Here, as in the Straus and Bamburg cases, it is urged that no proper provision was made for the payment of court costs, prior liens, etc. We think the provisions of the decree sufficient in that regard.
The duty of the chancellor under circumstances such as here appear is aptly expressed in Investment Registry v. Chicago & M. E. R. Co., 212 Fed. 594, where the court said:
“Most commonly the controversy over the sale arises when there are nonassenting bondholders. When such a controversy is on, the chancellor in our opinion not only has the right but owes the duty of being vigilant to see, on the one hand, that a dissenter be not permitted to create a maneuvering value in his bonds by opposing confirmation, and, on the other, that the majority does not use its power, unique in sales of this class, to oppress a helpless minority. . . .
“Courts of equity should be deemed no less powerful today than when the first chancellor looked to his conscience for guidance, to make fair dealing between man and man the test.
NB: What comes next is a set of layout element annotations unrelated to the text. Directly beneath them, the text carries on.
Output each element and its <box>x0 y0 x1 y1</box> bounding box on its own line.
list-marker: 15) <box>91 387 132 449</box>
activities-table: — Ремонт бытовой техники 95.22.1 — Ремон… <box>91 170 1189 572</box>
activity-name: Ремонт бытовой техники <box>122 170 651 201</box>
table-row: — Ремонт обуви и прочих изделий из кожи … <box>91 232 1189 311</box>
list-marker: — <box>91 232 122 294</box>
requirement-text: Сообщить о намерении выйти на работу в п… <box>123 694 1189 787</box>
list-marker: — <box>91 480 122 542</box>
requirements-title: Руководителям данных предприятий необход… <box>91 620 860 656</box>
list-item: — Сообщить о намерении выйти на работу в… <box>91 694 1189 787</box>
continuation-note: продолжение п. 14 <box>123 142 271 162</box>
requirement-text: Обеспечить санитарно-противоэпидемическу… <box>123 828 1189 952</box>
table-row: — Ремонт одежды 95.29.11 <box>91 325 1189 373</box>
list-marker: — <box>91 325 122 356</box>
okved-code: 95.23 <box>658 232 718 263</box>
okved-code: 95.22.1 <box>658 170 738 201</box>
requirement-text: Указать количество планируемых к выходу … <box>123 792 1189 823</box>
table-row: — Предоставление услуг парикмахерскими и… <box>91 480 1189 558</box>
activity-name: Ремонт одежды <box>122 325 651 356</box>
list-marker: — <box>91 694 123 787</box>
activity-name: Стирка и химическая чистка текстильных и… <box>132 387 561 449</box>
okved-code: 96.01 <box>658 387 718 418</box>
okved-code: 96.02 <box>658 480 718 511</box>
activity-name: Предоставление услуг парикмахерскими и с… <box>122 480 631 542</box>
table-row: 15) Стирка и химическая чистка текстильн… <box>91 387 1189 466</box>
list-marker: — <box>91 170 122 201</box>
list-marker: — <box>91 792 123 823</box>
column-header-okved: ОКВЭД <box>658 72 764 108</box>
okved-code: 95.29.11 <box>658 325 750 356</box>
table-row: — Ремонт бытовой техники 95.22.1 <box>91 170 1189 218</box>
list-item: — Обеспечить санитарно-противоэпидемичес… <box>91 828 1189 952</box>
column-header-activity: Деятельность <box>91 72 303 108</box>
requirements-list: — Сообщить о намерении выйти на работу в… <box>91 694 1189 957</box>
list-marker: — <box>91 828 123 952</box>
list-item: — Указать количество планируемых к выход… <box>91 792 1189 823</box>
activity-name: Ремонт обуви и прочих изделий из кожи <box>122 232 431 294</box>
And from what other source came, or could come, the recognized practice, in sales of this class, of the court’s ascertaining in advance of sale the minimum value of the property and thereupon fixing a minimum selling price ? ’ ’
In conformity with this view of the power and duty of a chancellor the rules announced in the Straus case were declared by this court, and the power of a chancellor in his discretion to direct a bid by the trustee would seem to be a necessary complement to the rule (well established) that a chancellor may in his discretion fix an upset price which will guarantee the fairness of' a sale. That rule began with no less an .authority than Lord Eldon in Jervoise v. Clarke, Jac. & W. 388, 37 English Reports 423 (1820). It has been followed in numerous cases in many jurisdictions. Provident Life & Trust Co. v. Camden & T. Ry. Co., 177 Fed. 854; Ex parte Equitable Trust Co., 231 Fed. 571; Guaranty Trust Co. v. Chicago, M. & St. P. Ry. Co., 15 F. (2d) 434; Blair v. St. Louis, H. & K. R. Co., 25 Fed. 233; Palmer v. Bankers’ Trust Co., 12 F. (2d) 747; Clinton Trust Co. v. 142-44 Joralemon St. Corp., 237 App. Div. 789, 263 N. Y. S. 359; United Building & Loan Ass’n v. Neuman, 113 N. J. Eq. 244, 166 Atl. 537; Investment Registry v. Chicago & M. E. R. Co., 212 Fed. 594.
We hold the relief granted in this case was within the discretion of the chancellor and that his discretion was not abused. The decree is therefore affirmed.
Affirmed.
O’Connor, P. J., and McSurely, J., concur.